The new capture regression is `cfg(target_os = "windows")`, so Windows
CI is the execution coverage for that test path. The local macOS test
runs validate the host-runnable crate and core network-denial behavior.

---------

Co-authored-by: Codex <noreply@openai.com>
2026-05-28 21:28:06 +00:00
..

codex-core

This crate implements the business logic for Codex. It is designed to be used by the various Codex UIs written in Rust.

Dependencies

Note that codex-core makes some assumptions about certain helper utilities being available in the environment. Currently, this support matrix is:

macOS

Expects /usr/bin/sandbox-exec to be present.

When using the workspace-write sandbox policy, the Seatbelt profile allows writes under the configured writable roots while keeping .git (directory or pointer file), the resolved gitdir: target, and .codex read-only.

Network access and filesystem read/write roots are controlled by SandboxPolicy. Seatbelt consumes the resolved policy and enforces it.

Seatbelt also keeps the legacy default preferences read access (user-preference-read) needed for cfprefs-backed macOS behavior.

Linux

Expects the binary containing codex-core to run the equivalent of codex sandbox when arg0 is codex-linux-sandbox. See the codex-arg0 crate for details.

Legacy SandboxPolicy / sandbox_mode configs are still supported on Linux. They can continue to use the legacy Landlock path when the split filesystem policy is sandbox-equivalent to the legacy model after cwd resolution. Split filesystem policies that need direct FileSystemSandboxPolicy enforcement, such as read-only or denied carveouts under a broader writable root, automatically route through bubblewrap. The legacy Landlock path is used only when the split filesystem policy round-trips through the legacy SandboxPolicy model without changing semantics. That includes overlapping cases like /repo = write, /repo/a = none, /repo/a/b = write, where the more specific writable child must reopen under a denied parent.

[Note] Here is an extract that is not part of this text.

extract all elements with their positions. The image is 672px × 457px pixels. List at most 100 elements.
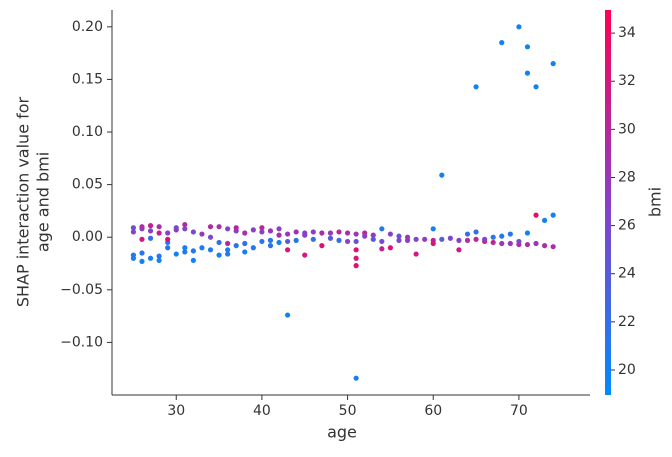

The Linux sandbox helper prefers the first bwrap found on PATH outside the current working directory whenever it is available. If bwrap is present but too old to support --argv0, the helper keeps using system bubblewrap and switches to a no---argv0 compatibility path for the inner re-exec. If bwrap is missing, it falls back to the bundled codex-resources/bwrap binary shipped with Codex and Codex surfaces a startup warning through its normal notification path instead of printing directly from the sandbox helper. Codex also surfaces a startup warning when bubblewrap cannot create user namespaces. WSL2 uses the normal Linux bubblewrap path. WSL1 is not supported for bubblewrap sandboxing because it cannot create the required user namespaces, so Codex rejects sandboxed shell commands that would enter the bubblewrap path before invoking bwrap.

Windows

Legacy SandboxPolicy / sandbox_mode configs are still supported on Windows. Legacy read-only and workspace-write policies imply full filesystem read access; exact readable roots are represented by split filesystem policies instead.

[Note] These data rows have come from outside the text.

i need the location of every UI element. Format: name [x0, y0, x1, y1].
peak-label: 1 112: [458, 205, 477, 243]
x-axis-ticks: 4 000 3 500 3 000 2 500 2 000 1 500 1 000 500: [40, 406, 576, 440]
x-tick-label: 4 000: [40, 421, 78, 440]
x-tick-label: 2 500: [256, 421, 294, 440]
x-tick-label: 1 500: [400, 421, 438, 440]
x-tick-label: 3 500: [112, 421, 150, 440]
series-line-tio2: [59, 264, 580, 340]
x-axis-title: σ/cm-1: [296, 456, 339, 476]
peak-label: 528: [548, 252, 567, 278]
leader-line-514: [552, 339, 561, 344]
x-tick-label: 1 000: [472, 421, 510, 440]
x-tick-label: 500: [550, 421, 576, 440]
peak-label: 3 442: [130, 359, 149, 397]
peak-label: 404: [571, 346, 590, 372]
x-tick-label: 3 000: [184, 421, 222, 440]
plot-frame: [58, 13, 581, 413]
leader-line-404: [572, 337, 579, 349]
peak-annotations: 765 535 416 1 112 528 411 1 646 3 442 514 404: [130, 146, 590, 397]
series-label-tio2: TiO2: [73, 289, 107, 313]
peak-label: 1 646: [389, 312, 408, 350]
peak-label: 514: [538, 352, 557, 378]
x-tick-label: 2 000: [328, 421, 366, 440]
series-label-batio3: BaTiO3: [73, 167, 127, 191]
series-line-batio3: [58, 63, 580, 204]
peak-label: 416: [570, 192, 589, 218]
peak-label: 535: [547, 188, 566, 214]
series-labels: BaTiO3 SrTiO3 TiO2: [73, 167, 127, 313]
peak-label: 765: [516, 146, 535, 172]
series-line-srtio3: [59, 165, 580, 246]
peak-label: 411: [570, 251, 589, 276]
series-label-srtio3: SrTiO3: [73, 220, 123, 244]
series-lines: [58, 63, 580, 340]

The elevated Windows sandbox also supports:

  • legacy ReadOnly and WorkspaceWrite behavior
  • split filesystem policies that need exact readable roots, exact writable roots, or extra read-only carveouts under writable roots
  • backend-managed system read roots required for basic execution, such as C:\Windows, C:\Program Files, C:\Program Files (x86), and C:\ProgramData, when a split filesystem policy requests platform defaults

The unelevated restricted-token backend still supports the legacy full-read Windows model for legacy ReadOnly and WorkspaceWrite behavior. It also supports a narrow split-filesystem subset: full-read split policies whose writable roots still match the legacy WorkspaceWrite root set, but add extra read-only carveouts under those writable roots.

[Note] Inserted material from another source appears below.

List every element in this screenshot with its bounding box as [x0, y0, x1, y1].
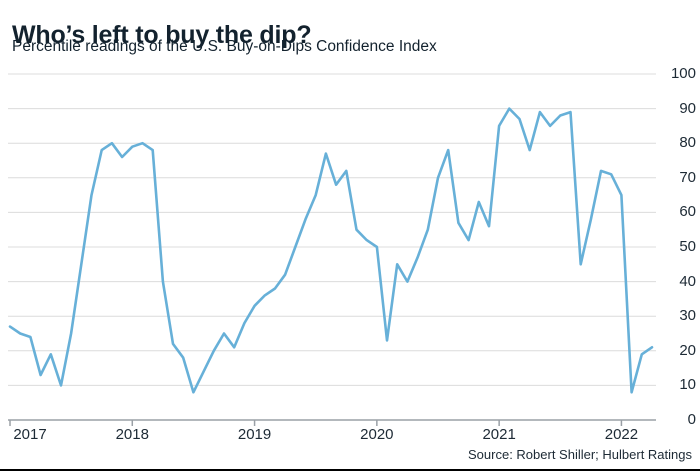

New [permissions] / split filesystem policies remain supported on Windows only when they can be enforced directly by the selected Windows backend or round-trip through the legacy SandboxPolicy model without changing semantics. Policies that would require direct explicit unreadable carveouts (none) or reopened writable descendants under read-only carveouts still fail closed instead of running with weaker enforcement.

All Platforms

Expects the binary containing codex-core to simulate the virtual apply_patch CLI when arg1 is --codex-run-as-apply-patch. See the codex-arg0 crate for details.